厲顯的筆尖一頓,將她搖來晃去的腦袋扶住,輕聲問她:“糯糯,困了嗎?”

“嗯。”許糯確實有點犯困,兩眼皮上下打架,但還是執著於他高考的事:“你…要不要考呀?”

若是厲顯參加高考,肯定能考上的,就算不能考上同一所學校,只要在一個城市就行呀。

厲顯的眸子垂著,目光落在她白淨的小臉上,見她滿臉期待,心下很是不忍。

“糯糯,我不考了。”

他說不考,許糯到也沒覺得多失望。

她眯著眼,睫毛輕顫,聲音有些困頓:“為什麼呀?”

厲顯輕輕的將人抱起來,走兩步放到床上。

他在床邊蹲下,大手攏著她的臉,輕輕捧著,聲音放輕了:“我考不好的。
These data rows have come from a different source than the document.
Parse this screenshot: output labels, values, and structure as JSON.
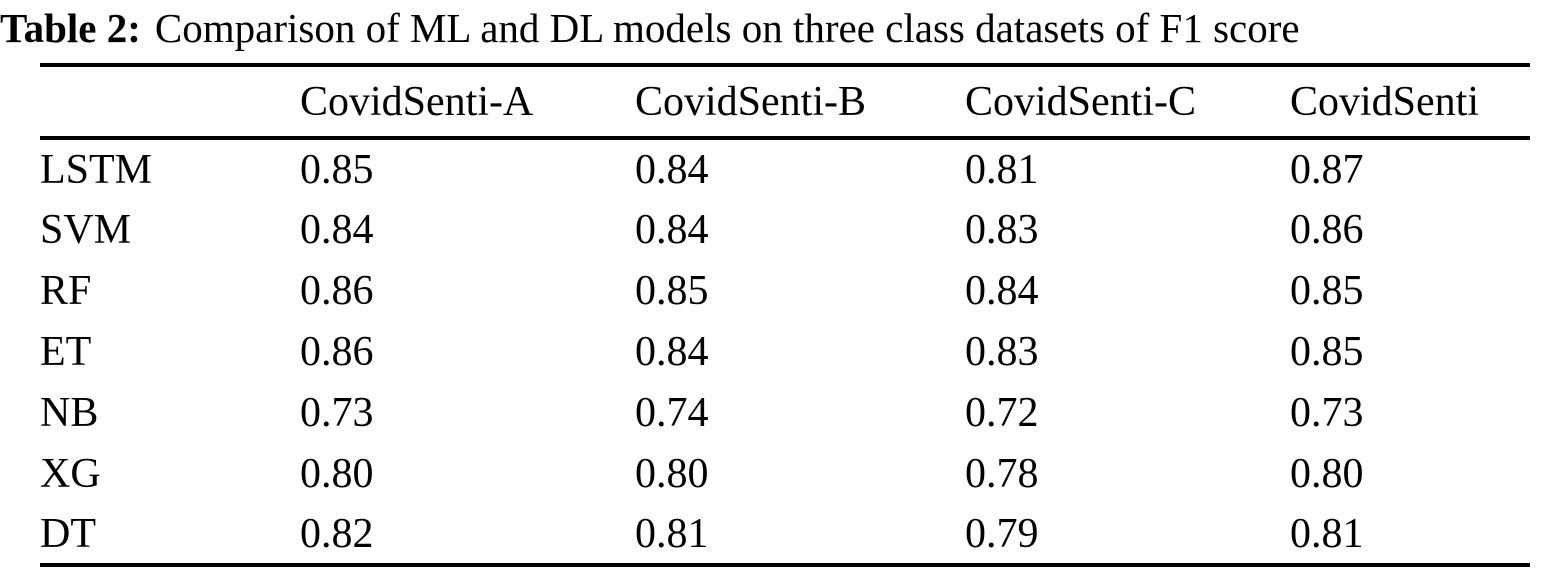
{
  "caption": {
    "label": "Table 2:",
    "text": "Comparison of ML and DL models on three class datasets of F1 score"
  },
  "table": {
    "columns": [
      "CovidSenti-A",
      "CovidSenti-B",
      "CovidSenti-C",
      "CovidSenti"
    ],
    "rows": [
      {
        "model": "LSTM",
        "values": [
          "0.85",
          "0.84",
          "0.81",
          "0.87"
        ]
      },
      {
        "model": "SVM",
        "values": [
          "0.84",
          "0.84",
          "0.83",
          "0.86"
        ]
      },
      {
        "model": "RF",
        "values": [
          "0.86",
          "0.85",
          "0.84",
          "0.85"
        ]
      },
      {
        "model": "ET",
        "values": [
          "0.86",
          "0.84",
          "0.83",
          "0.85"
        ]
      },
      {
        "model": "NB",
        "values": [
          "0.73",
          "0.74",
          "0.72",
          "0.73"
        ]
      },
      {
        "model": "XG",
        "values": [
          "0.80",
          "0.80",
          "0.78",
          "0.80"
        ]
      },
      {
        "model": "DT",
        "values": [
          "0.82",
          "0.81",
          "0.79",
          "0.81"
        ]
      }
    ]
  },
  "colors": {
    "text": "#000000",
    "background": "#ffffff",
    "rule": "#000000"
  }
}
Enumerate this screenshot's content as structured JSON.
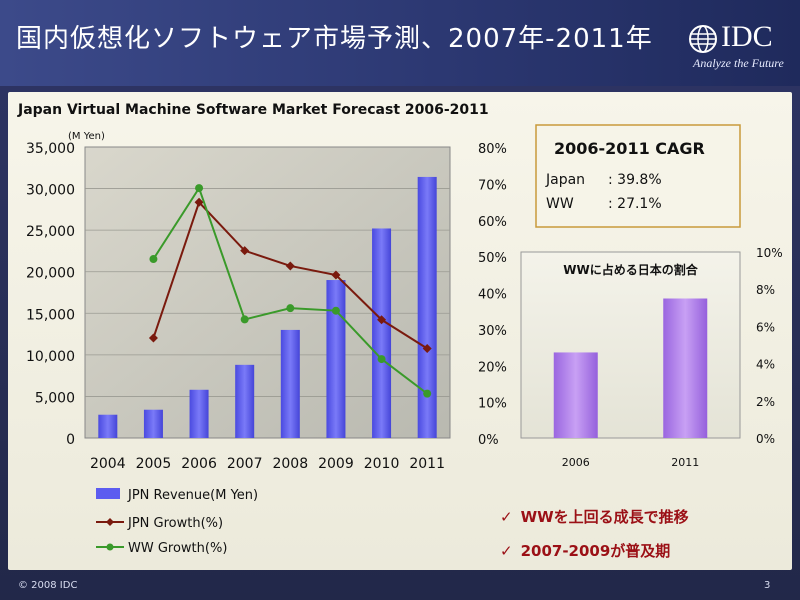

”

許糯各項均科都好,考上滬上大學不成問題。

但厲顯沒上過學,全仰仗他那個才子父親,在牛棚、後山、土堆裡交給他的一些知識。

他的數學天賦極好,能舉一反三,厲程閆留美博士,自然也教了他好幾年英語,只是到底不是系統教授,他會的也僅限於日常交流的口語。

真正要放到嚴謹的考試中,厲顯有很致命的弱點。

現在時間緊迫,一個月後就高考了,前幾天又出了那樣的事,他根本無法擠出時間來複習。

許糯已經入睡了,小臉軟軟的搭在他的手掌上,像一顆又白又糯的糯米糰子。

厲顯愛憐的摸了摸她的髮絲。

目光溫柔的看她。

外祖那裡已來了信,說是平反已有眉目,讓他安心等著,做好回到滬上的準備。

只要能去滬上,能和她在一起,不管是以讀大學的方式,還是其他都沒關係。

而且不讀大學,他就有更多的時間,可以賺更多的錢,給她更好的生活。

想起嬌氣包總是給自己加油打氣,雙手成拳,雄赳赳氣昂昂的嬌喝一聲:“我會加油的!”

可愛的讓人心坎都化了,厲顯看著她的睡顏,從沒說過這樣的話,儘管沒別人聽見,他冷峻的臉上也帶了點難為情。

他的聲音像外頭微風一樣輕:“糯糯,我也會努力的。”

許糯這一覺睡得又久又沉,到晚飯時間,她還抱著被子在床上呼呼大睡。

厲顯不得不把人喊起來。

要喊一個有起床氣的傢伙,厲顯覺得比上山打豹子還難搞。

他拍了拍嬌氣包的肩膀:“糯糯。”

嬌氣包哭哼了一聲,抱著被子往邊上滾了一圈。

睡得時候開開心心,醒的時候哼哼唧唧。

厲顯只好將人撈過來抱在懷裡,輕哄她起床吃飯了。

她皺著眉頭,眼都沒睜:“我要睡覺。”

大眼睛朦朦朧朧的睜了一下,又飛快閉上,像是要爭分奪秒多睡幾分鐘似的。

厲顯好笑的輕輕拍她的背,靠著她耳邊道:“糯糯,很晚了,再睡你晚上會睡不著的。”

哎呀這個厲顯!

許糯嫌他煩人,抓著他的衣襟,臉往裡頭鑽,嘟囔:“你不要吵我嘛,太討厭了。”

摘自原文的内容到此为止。